Die Zeichen stehen auf Sturm. Nein, ich meine das jetzt nicht politisch. Obwohl ja die Bundestagswahl 2017 für die sogenannten Volksparteien mit beachtlichen Sturmschäden endete. Aber das kommt davon, wenn vorher alle Wetterwarnungen und Sturmprognosen übergangen, ignoriert oder unterschätzt werden.
Mir geht es hier heute nicht um Politik. Ich meine diesmal nur ganz profan den Herbststurm.
Die Zeichen sind deutlich. Der Herbst ist da und mit ihm die kalte Jahreszeit.

Strickpullunder, wollende Beinkleider & die Gesäßheizung im PKW warten auf ihren Einsatz. Die Blätter verfärben sich und ziehen einen Schlussstrich unter ihre letzte Beziehung. Sie verlassen ihre hölzernen Partner und sinken entkräftet zu Boden. Besagtem Boden ist dieses Drama schnurzegal. Er zeigt bodenfrostige Härte.

Wilde Zugvögel kämpfen sich mit lautem Geschnatter und in gut formierten Flugverbänden durch den Herbsthimmel. Das artverwandte Mastgeflügel hingegen ist zur Bodenhaltung gezwungen und ahnt noch nichts vom bevorstehenden Daseinsende. Dabei rückt die alljährliche Schlachtzeremonie immer näher.
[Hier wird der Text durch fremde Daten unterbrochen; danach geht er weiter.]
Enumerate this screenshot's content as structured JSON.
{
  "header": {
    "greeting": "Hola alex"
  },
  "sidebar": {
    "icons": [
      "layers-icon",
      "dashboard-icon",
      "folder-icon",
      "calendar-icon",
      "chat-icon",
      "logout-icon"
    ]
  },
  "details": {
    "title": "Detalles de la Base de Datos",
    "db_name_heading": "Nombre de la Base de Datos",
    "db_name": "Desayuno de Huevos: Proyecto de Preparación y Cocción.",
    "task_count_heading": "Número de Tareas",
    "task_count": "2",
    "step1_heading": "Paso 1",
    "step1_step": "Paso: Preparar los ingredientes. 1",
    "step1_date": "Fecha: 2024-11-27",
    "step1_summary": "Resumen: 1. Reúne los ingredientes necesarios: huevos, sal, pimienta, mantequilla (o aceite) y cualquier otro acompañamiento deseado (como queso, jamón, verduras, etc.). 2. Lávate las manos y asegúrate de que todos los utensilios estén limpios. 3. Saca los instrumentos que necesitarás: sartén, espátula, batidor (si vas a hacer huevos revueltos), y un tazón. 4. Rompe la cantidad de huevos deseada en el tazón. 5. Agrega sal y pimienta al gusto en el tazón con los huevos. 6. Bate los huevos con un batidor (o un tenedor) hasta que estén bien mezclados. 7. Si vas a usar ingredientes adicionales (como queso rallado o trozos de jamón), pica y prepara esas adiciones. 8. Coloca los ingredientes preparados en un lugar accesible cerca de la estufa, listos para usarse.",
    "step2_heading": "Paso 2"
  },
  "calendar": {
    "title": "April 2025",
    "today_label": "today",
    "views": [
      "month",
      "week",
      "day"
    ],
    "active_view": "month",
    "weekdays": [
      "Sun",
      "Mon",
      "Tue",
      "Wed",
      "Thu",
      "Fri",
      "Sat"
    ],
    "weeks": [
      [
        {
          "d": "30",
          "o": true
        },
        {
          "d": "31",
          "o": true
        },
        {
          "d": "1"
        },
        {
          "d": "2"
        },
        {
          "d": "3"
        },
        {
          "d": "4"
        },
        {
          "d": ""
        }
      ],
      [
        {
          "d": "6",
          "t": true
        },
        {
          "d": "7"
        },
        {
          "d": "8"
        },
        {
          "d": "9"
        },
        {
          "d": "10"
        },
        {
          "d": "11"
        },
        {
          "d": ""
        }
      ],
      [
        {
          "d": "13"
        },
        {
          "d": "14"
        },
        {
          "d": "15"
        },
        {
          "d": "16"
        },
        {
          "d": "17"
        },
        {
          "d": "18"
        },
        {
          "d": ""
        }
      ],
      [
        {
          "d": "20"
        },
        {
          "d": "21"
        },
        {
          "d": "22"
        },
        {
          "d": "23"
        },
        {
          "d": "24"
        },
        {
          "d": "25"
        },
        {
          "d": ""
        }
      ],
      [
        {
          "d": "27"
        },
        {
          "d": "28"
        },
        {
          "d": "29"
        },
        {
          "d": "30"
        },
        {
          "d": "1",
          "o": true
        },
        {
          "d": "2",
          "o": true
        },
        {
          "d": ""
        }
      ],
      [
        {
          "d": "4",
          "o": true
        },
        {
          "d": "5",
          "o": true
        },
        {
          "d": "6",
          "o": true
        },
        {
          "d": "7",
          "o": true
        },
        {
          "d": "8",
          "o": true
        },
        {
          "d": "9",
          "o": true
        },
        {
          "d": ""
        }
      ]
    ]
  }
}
Ja, in elf Wochen ist Weihnachten. Glaubt man dem Angebot der Einkaufsmärkte, gibt es den Herbst gar nicht. Hier wird der fließende Übergang von der Grillsaison in die Lebkuchenzeit propagiert.
Wer also jetzt noch auf eine vernünftige Herbstdepression spekuliert, der sollte sich beeilen. In wenigen Wochen verlangt schon die fröhlich-selige Vorweihnachtszeit ihren Tribut.

Doch noch ist Herbst, also sollte man ihn richtig nutzen.
Lassen Sie sich bloß nicht von den positiven Attributen dieser Jahreszeit blenden! Verdrängen Sie das güldene Licht, die prächtigen Farbspiele und das zarte Blätterrascheln. Jetzt ist die richtige Zeit für eine deftige Herbstdepression.
Frühe Dunkelheit, morgendliche Kälte und graue Tage lassen sich ideal für finstere Stimmungen nutzen. Auch traurige Balladen von toten Interpreten, Fernsehprogramme mit Liveübertragungen von missglückenden Notoperationen oder die Talkrunden der öffentlich-rechtlichen Sender sind gute Voraussetzungen für tief zusammengezogene Stirnfalten und dunkeldüstere Depri-Phasen.
Man kann aber auch einfach sein Auto ein paar Tage unter einer fruchtbeladenen Kastanie abparken, um danach mit feuchten Augen die Einschläge auf dem PKW-Blech zu zählen.

Wer die volle Depressionsdosis erreichen möchte, der schaltet sich durch drei aktuelle Nachrichtensendungen, blättert danach in den Sommerurlaubsfotos oder schläft einfach tagsüber und geht nachts allein am Rinnstein spazieren.
Dazu empfehle ich dann einen trockenen Rotwein, der im Abgang leicht nach Kork schmeckt.

Sie sehen also, die Depressionsangebote sind vielfältig, man muss sie nur richtig nutzen.